我が国の生理学の権威、熊澤孝朗先生か監修・編集された「痛みのケア―慢性痛、がん性疼痛へのアプローチ」からその点を検証してみましょう。この本はイラストや表を多く使って、「痛みのケア」について分かりやすく解説しています。

この本の114Pに『慢性痛と「動くこと」の是非』という項目があります。それを要約しますと次の通りです。

「痛み」がある時、動いてよいのか悪いのか、そのヒントは筋肉にある。運動はさまざまな効果をもたらすが、運動の主役である筋自体に影響するだけでなく、身体の基本的な生命活動や心理・精神機能にも好影響を及ぼす。 それとは逆に動かさなければ筋肉は萎縮してしまうと共に、伸長性や弾力性が低下し、身体の柔軟性が阻害されるだけでなく、筋の過敏性や痛みの閾値の低下をもたらす。

つまり不活動であることによって、痛みは生まれ、慢性化し、さらに痛む部位が拡がる事が示されている。

また、運動神経は不活動であることによって超過敏状態が引き起こされる事が知られており、神経性の低栄養になる事がその原因だと言われている。

我々は同じ姿勢を続けるとコリを感じるようになる。筋の持続的な収縮や緊張は筋肉を硬くし、筋内の毛細血管を圧迫して虚血状態をもたらし、結果として痛みを起こす。

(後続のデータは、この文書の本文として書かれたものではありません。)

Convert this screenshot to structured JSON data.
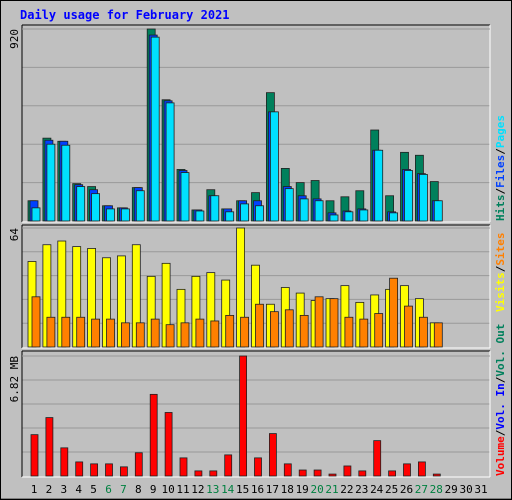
{
  "chart_data": [
    {
      "type": "bar",
      "title": "Daily usage for February 2021",
      "categories": [
        "1",
        "2",
        "3",
        "4",
        "5",
        "6",
        "7",
        "8",
        "9",
        "10",
        "11",
        "12",
        "13",
        "14",
        "15",
        "16",
        "17",
        "18",
        "19",
        "20",
        "21",
        "22",
        "23",
        "24",
        "25",
        "26",
        "27",
        "28",
        "29",
        "30",
        "31"
      ],
      "category_colors": [
        "#000000",
        "#000000",
        "#000000",
        "#000000",
        "#000000",
        "#008040",
        "#008040",
        "#000000",
        "#000000",
        "#000000",
        "#000000",
        "#000000",
        "#008040",
        "#008040",
        "#000000",
        "#000000",
        "#000000",
        "#000000",
        "#000000",
        "#008040",
        "#008040",
        "#000000",
        "#000000",
        "#000000",
        "#000000",
        "#000000",
        "#008040",
        "#008040",
        "#000000",
        "#000000",
        "#000000"
      ],
      "legend_separator": "/",
      "ylim": [
        0,
        920
      ],
      "yticks": [
        920
      ],
      "series": [
        {
          "name": "Hits",
          "color": "#00805c",
          "values": [
            97,
            397,
            382,
            179,
            165,
            73,
            63,
            160,
            920,
            581,
            247,
            53,
            150,
            58,
            97,
            136,
            615,
            252,
            184,
            194,
            97,
            116,
            145,
            436,
            121,
            329,
            315,
            189,
            null,
            null,
            null
          ]
        },
        {
          "name": "Files",
          "color": "#0040ff",
          "values": [
            97,
            387,
            382,
            174,
            150,
            73,
            63,
            160,
            891,
            576,
            242,
            53,
            121,
            58,
            97,
            97,
            523,
            165,
            121,
            106,
            39,
            48,
            58,
            339,
            44,
            247,
            227,
            97,
            null,
            null,
            null
          ]
        },
        {
          "name": "Pages",
          "color": "#00e0ff",
          "values": [
            63,
            368,
            363,
            165,
            131,
            58,
            58,
            145,
            881,
            566,
            232,
            48,
            121,
            44,
            82,
            73,
            523,
            155,
            106,
            97,
            29,
            44,
            53,
            339,
            39,
            242,
            223,
            97,
            null,
            null,
            null
          ]
        }
      ]
    },
    {
      "type": "bar",
      "ylim": [
        0,
        64
      ],
      "yticks": [
        64
      ],
      "series": [
        {
          "name": "Visits",
          "color": "#ffff00",
          "values": [
            46,
            55,
            57,
            54,
            53,
            48,
            49,
            55,
            38,
            45,
            31,
            38,
            40,
            36,
            64,
            44,
            23,
            32,
            29,
            25,
            26,
            33,
            24,
            28,
            31,
            33,
            26,
            13,
            null,
            null,
            null
          ]
        },
        {
          "name": "Sites",
          "color": "#ff8000",
          "values": [
            27,
            16,
            16,
            16,
            15,
            15,
            13,
            13,
            15,
            12,
            13,
            15,
            14,
            17,
            16,
            23,
            19,
            20,
            17,
            27,
            26,
            16,
            15,
            18,
            37,
            22,
            16,
            13,
            null,
            null,
            null
          ]
        }
      ]
    },
    {
      "type": "bar",
      "ylim": [
        0,
        6.82
      ],
      "yticks": [
        {
          "value": 6.82,
          "label": "6.82 MB"
        }
      ],
      "series": [
        {
          "name": "Volume",
          "color": "#ff0000",
          "values": [
            2.35,
            3.32,
            1.6,
            0.8,
            0.69,
            0.69,
            0.52,
            1.32,
            4.64,
            3.61,
            1.03,
            0.29,
            0.29,
            1.2,
            6.82,
            1.03,
            2.41,
            0.69,
            0.34,
            0.34,
            0.11,
            0.57,
            0.29,
            2.01,
            0.29,
            0.69,
            0.8,
            0.11,
            null,
            null,
            null
          ]
        },
        {
          "name": "Vol. In",
          "color": "#0000ff"
        },
        {
          "name": "Vol. Out",
          "color": "#00805c"
        }
      ]
    }
  ]
}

また循環障害による酸素不足や蓄積した疲労物質によってエネルギー源のATP(アデノシン三リン酸)の再合成が抑制され、筋が弛緩できなくなり、さらに筋緊張を増強するという悪循環に陥る

                     【イラスト:痛みのケア(照林社刊)より】      

 

また次のような研究もあります。

『腰痛には安静が第一か?』   (Malmivaara A et al.N Engl J Med. 1995)

【対象と方法】

急性腰痛患者186名を対象に、2日間の安静臥床群、ストレッチ群、耐えられる範囲内で日常生活を続ける群の3つに無作為に割り付け、その後の経過を追跡調査。
 

【結果】

3週後と12週後のどの時点においても、もっとも回復が早かったのは日常生活群で、もっとも回復が遅かったのは安静臥床群。